We propose 3Deformer, a general-purpose framework for interactive 3D shape editing. Given a source 3D mesh with semantic materials, and a user-specified semantic image, 3Deformer can accurately edit the source mesh following the shape guidance of the semantic image, while preserving the source topology as rigid as possible. Recent studies of 3D shape editing mostly focus on learning neural networks to predict 3D shapes, which requires high-cost 3D training datasets and is limited to handling objects involved in the datasets. Unlike these studies, our 3Deformer is a non-training and common framework, which only requires supervision of readily-available semantic images, and is compatible with editing various objects unlimited by datasets. In 3Deformer, the source mesh is deformed utilizing the differentiable renderer technique, according to the correspondences between semantic images and mesh materials.

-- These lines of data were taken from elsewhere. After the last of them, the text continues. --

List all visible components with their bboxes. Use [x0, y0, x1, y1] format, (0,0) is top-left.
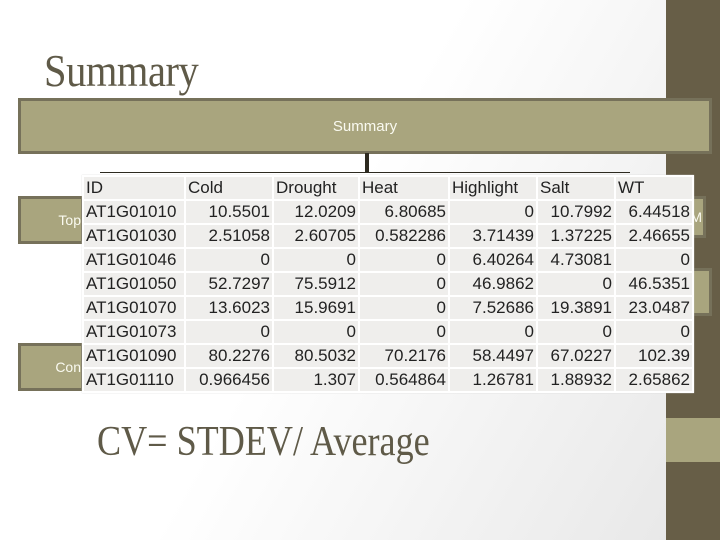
cell-wt: 6.44518: [616, 201, 692, 223]
expression-table: ID Cold Drought Heat Highlight Salt WT A…: [82, 175, 694, 393]
cell-salt: 67.0227: [538, 345, 614, 367]
header-drought: Drought: [274, 177, 358, 199]
side-box-top: Top: [18, 196, 84, 244]
cell-cold: 0: [186, 249, 272, 271]
cell-salt: 0: [538, 273, 614, 295]
cell-wt: 102.39: [616, 345, 692, 367]
cell-drought: 2.60705: [274, 225, 358, 247]
cell-heat: 0.564864: [360, 369, 448, 391]
header-heat: Heat: [360, 177, 448, 199]
cell-highlight: 1.26781: [450, 369, 536, 391]
cell-heat: 70.2176: [360, 345, 448, 367]
cell-highlight: 46.9862: [450, 273, 536, 295]
cell-heat: 0: [360, 297, 448, 319]
slide-title: Summary: [44, 45, 199, 96]
cell-wt: 0: [616, 249, 692, 271]
header-highlight: Highlight: [450, 177, 536, 199]
cell-wt: 23.0487: [616, 297, 692, 319]
summary-box: Summary: [18, 98, 712, 154]
cell-id: AT1G01010: [84, 201, 184, 223]
cell-heat: 0: [360, 273, 448, 295]
header-wt: WT: [616, 177, 692, 199]
cell-cold: 0.966456: [186, 369, 272, 391]
table-row: AT1G01046 0 0 0 6.40264 4.73081 0: [84, 249, 692, 271]
cell-id: AT1G01073: [84, 321, 184, 343]
cell-drought: 0: [274, 249, 358, 271]
cell-wt: 2.46655: [616, 225, 692, 247]
cell-salt: 1.37225: [538, 225, 614, 247]
cell-highlight: 0: [450, 201, 536, 223]
cell-highlight: 0: [450, 321, 536, 343]
table-row: AT1G01030 2.51058 2.60705 0.582286 3.71439 1.…: [84, 225, 692, 247]
cell-salt: 4.73081: [538, 249, 614, 271]
cell-cold: 13.6023: [186, 297, 272, 319]
header-cold: Cold: [186, 177, 272, 199]
connector-horizontal: [100, 172, 630, 173]
cell-id: AT1G01110: [84, 369, 184, 391]
cell-salt: 10.7992: [538, 201, 614, 223]
cell-cold: 10.5501: [186, 201, 272, 223]
cell-drought: 80.5032: [274, 345, 358, 367]
table-row: AT1G01073 0 0 0 0 0 0: [84, 321, 692, 343]
cell-drought: 0: [274, 321, 358, 343]
connector-vertical: [365, 153, 369, 173]
cell-cold: 80.2276: [186, 345, 272, 367]
cell-heat: 6.80685: [360, 201, 448, 223]
cell-cold: 52.7297: [186, 273, 272, 295]
cell-id: AT1G01070: [84, 297, 184, 319]
table-row: AT1G01090 80.2276 80.5032 70.2176 58.4497 67.…: [84, 345, 692, 367]
cv-formula: CV= STDEV/ Average: [97, 419, 430, 465]
cell-id: AT1G01030: [84, 225, 184, 247]
table-row: AT1G01070 13.6023 15.9691 0 7.52686 19.3891 23…: [84, 297, 692, 319]
side-box-con: Con: [18, 343, 84, 391]
cell-highlight: 3.71439: [450, 225, 536, 247]
cell-wt: 2.65862: [616, 369, 692, 391]
cell-heat: 0: [360, 249, 448, 271]
table-row: AT1G01010 10.5501 12.0209 6.80685 0 10.7992 6.…: [84, 201, 692, 223]
cell-highlight: 6.40264: [450, 249, 536, 271]
cell-cold: 0: [186, 321, 272, 343]
cell-heat: 0.582286: [360, 225, 448, 247]
cell-drought: 75.5912: [274, 273, 358, 295]
cell-heat: 0: [360, 321, 448, 343]
cell-salt: 1.88932: [538, 369, 614, 391]
cell-salt: 19.3891: [538, 297, 614, 319]
table-row: AT1G01110 0.966456 1.307 0.564864 1.26781 1.8…: [84, 369, 692, 391]
cell-drought: 12.0209: [274, 201, 358, 223]
header-salt: Salt: [538, 177, 614, 199]
cell-highlight: 7.52686: [450, 297, 536, 319]
cell-id: AT1G01090: [84, 345, 184, 367]
cell-salt: 0: [538, 321, 614, 343]
side-box-con-label: Con: [55, 359, 81, 375]
cell-wt: 0: [616, 321, 692, 343]
decorative-right-band: [666, 418, 720, 462]
cell-wt: 46.5351: [616, 273, 692, 295]
cell-drought: 1.307: [274, 369, 358, 391]
cell-id: AT1G01050: [84, 273, 184, 295]
side-box-top-label: Top: [58, 212, 81, 228]
cell-cold: 2.51058: [186, 225, 272, 247]
cell-highlight: 58.4497: [450, 345, 536, 367]
header-id: ID: [84, 177, 184, 199]
table-header-row: ID Cold Drought Heat Highlight Salt WT: [84, 177, 692, 199]
summary-box-label: Summary: [332, 117, 398, 135]
cell-drought: 15.9691: [274, 297, 358, 319]
cell-id: AT1G01046: [84, 249, 184, 271]
table-row: AT1G01050 52.7297 75.5912 0 46.9862 0 46.5351: [84, 273, 692, 295]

However, guiding complex 3D shapes with a simple 2D image incurs extra challenges, that is, the deform accuracy, surface smoothness, geometric rigidity, and global synchronization of the edited mesh should be guaranteed. To address these challenges, we propose a hierarchical optimization architecture to balance the global and local shape features, and propose further various strategies and losses to improve properties of accuracy, smoothness, rigidity, and so on. Extensive experiments show that our 3Deformer is able to produce impressive results and reaches the state-of-the-art level.